Because there are so many towns and cities in North Carolina, I focused on the largest cities with a population of 70,000 people or more, which equated to 13 cities. Between July 1, 2009 and June 30, 2014, all of these cities participated in economic development activities. Collectively, they entered into 238 economic development contracts worth more than $65 million over the five-year period. Actual payments, however, totaled $20.2 million. The difference between contractual and actual payment amounts reflects the fact that many agreements are made in one year but are paid over multiple years.

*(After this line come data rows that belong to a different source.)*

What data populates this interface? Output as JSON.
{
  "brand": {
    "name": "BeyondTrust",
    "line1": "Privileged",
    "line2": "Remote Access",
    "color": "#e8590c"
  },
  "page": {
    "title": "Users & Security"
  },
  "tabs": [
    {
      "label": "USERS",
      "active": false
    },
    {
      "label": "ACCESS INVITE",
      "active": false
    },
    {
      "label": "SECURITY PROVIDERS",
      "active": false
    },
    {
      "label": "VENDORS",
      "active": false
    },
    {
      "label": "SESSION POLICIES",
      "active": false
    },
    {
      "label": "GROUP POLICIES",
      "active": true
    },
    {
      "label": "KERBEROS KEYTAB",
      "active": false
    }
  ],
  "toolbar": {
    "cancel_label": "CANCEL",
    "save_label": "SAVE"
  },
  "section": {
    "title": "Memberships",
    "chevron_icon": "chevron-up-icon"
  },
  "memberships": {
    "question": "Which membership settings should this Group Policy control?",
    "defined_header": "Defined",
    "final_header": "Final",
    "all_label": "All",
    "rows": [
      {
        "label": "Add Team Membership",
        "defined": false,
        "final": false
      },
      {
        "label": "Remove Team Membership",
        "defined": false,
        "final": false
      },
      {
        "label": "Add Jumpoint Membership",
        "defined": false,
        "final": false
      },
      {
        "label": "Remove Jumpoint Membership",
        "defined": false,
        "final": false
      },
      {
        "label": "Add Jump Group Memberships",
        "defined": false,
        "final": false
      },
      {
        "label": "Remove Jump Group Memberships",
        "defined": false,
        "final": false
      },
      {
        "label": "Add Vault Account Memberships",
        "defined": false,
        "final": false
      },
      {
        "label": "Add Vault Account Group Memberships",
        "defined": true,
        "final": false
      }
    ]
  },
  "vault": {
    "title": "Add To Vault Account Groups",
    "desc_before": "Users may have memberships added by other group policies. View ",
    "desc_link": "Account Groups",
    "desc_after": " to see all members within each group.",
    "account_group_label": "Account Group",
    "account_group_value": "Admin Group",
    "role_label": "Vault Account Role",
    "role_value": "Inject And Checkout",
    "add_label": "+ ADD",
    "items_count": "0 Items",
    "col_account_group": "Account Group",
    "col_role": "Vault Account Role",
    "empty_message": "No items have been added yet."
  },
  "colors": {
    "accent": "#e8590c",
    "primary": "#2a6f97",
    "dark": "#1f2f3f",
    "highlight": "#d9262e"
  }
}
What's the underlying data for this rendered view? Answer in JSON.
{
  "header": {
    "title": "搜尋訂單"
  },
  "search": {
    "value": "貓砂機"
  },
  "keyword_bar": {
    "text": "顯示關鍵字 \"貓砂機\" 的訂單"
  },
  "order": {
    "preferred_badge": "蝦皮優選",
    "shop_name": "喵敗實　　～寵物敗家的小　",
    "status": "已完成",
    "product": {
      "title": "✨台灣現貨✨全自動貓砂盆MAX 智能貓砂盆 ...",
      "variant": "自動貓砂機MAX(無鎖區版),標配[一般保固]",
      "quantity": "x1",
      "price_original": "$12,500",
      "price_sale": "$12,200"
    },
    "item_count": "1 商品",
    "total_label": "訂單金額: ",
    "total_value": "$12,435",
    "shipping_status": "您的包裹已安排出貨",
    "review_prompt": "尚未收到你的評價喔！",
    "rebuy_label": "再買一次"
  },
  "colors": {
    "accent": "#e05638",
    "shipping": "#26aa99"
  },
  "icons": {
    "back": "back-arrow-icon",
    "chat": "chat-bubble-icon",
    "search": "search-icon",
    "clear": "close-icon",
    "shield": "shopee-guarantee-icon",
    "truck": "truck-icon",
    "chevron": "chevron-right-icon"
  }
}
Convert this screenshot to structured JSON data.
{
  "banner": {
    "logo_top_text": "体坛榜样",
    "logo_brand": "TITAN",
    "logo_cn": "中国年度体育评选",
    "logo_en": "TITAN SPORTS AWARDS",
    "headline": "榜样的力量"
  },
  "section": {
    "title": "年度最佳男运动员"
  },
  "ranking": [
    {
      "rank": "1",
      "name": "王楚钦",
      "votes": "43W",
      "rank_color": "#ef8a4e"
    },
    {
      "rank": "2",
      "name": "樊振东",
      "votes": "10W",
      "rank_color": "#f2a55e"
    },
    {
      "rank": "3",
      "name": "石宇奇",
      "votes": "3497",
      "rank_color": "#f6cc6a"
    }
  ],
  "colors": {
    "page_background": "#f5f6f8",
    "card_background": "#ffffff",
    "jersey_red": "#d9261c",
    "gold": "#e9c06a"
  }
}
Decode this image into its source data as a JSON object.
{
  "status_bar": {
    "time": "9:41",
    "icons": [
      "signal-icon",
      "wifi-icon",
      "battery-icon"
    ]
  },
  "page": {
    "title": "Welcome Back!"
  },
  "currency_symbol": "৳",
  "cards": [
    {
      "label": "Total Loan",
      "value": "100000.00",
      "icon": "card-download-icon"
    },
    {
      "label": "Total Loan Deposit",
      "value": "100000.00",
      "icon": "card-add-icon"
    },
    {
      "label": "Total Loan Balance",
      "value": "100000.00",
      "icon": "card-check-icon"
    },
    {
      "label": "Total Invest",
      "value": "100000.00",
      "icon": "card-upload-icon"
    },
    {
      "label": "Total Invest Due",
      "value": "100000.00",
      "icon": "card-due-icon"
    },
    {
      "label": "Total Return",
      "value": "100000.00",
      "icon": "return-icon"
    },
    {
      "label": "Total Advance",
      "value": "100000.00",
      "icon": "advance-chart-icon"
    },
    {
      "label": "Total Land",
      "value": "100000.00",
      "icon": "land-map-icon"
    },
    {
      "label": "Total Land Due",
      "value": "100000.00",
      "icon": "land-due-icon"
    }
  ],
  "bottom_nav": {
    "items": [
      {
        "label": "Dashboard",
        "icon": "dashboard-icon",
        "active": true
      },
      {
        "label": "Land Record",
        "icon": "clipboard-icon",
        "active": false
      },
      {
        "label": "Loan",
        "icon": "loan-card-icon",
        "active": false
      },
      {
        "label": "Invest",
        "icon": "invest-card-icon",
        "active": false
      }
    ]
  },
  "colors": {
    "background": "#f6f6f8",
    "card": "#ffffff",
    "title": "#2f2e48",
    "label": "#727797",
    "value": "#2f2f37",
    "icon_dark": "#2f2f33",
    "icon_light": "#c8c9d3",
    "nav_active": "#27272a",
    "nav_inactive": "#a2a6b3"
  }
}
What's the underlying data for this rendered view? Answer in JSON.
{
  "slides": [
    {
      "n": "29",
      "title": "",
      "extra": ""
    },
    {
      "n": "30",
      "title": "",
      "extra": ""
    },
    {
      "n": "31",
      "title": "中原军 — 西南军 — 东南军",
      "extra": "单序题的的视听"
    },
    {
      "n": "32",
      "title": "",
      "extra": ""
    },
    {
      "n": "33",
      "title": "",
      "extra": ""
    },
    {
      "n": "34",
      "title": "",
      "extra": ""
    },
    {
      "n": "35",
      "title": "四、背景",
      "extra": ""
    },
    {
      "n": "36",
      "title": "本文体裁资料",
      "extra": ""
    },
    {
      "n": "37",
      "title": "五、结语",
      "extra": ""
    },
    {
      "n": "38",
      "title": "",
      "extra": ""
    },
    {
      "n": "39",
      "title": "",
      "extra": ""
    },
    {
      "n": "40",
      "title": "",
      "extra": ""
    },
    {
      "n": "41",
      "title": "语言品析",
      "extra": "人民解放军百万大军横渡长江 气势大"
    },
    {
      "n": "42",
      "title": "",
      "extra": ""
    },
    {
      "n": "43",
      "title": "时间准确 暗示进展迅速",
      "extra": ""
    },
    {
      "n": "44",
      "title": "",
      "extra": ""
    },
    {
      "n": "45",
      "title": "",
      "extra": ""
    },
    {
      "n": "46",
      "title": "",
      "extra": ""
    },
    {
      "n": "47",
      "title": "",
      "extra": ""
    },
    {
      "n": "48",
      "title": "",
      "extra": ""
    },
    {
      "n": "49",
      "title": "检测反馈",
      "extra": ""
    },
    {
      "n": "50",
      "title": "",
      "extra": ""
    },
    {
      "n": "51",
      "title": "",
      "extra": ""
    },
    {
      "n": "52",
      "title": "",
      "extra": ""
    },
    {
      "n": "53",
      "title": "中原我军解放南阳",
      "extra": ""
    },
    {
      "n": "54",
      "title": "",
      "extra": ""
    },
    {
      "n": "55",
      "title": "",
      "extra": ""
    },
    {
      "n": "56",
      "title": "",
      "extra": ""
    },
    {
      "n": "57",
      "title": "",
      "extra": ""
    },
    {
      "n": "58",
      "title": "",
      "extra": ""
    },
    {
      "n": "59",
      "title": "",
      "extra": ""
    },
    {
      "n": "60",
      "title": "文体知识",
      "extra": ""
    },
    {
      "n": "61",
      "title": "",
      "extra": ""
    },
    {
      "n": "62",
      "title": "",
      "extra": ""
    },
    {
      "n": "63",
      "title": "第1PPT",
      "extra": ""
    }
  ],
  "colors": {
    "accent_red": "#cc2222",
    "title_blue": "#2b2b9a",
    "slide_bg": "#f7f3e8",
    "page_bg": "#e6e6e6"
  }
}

Of the thirteen cities included in this study, most lie within three large metropolitan areas linked by North Carolina’s interstate corridors. The most populous metropolitan area includes Charlotte, Concord, and Gastonia. The communities in that area approved a total of $17.4 million in incentives over five years. The next largest area was the Durham, Raleigh, and Cary metropolitan region, which approved $12 million during the same period. The Triad, the least populated of the three major metropolitan areas, approved $27.2 million in economic development contracts. This region also had the highest actual payments, $6.6 million during the period under review.
The remaining cities fell outside of the three main metropolitan areas. Cities like Wilmington and
Asheville are anchors of economic activity for their respective regions. Asheville in particular had a considerable amount of economic incentive activity during the five-year span. Both Fayetteville and
Greenville entered into economic incentive contracts but did not exceed amounts offered by comparable cities.
There were few unexpected trends or extraordinary activities among cities analyzed during the five-year span. Economic incentives at the municipal level tend to be focused within the state’s largest population centers and Asheville. Overall, Winston-Salem and Asheville approved economic development funding of over $80 per resident, the highest per capita appropriation in the state. Durham and High Point approved a comparatively modest $39.39 (Durham) & $35.46 (High Point) per resident. When evaluating how much taxpayer money was actually paid to the private, public, or non-profit recipient, Concord led the pack by paying nearly $29 per resident. The next highest payout figures were Winston-Salem at $20.45, Fayetteville at $15.31, and Asheville at $11.65 per capita.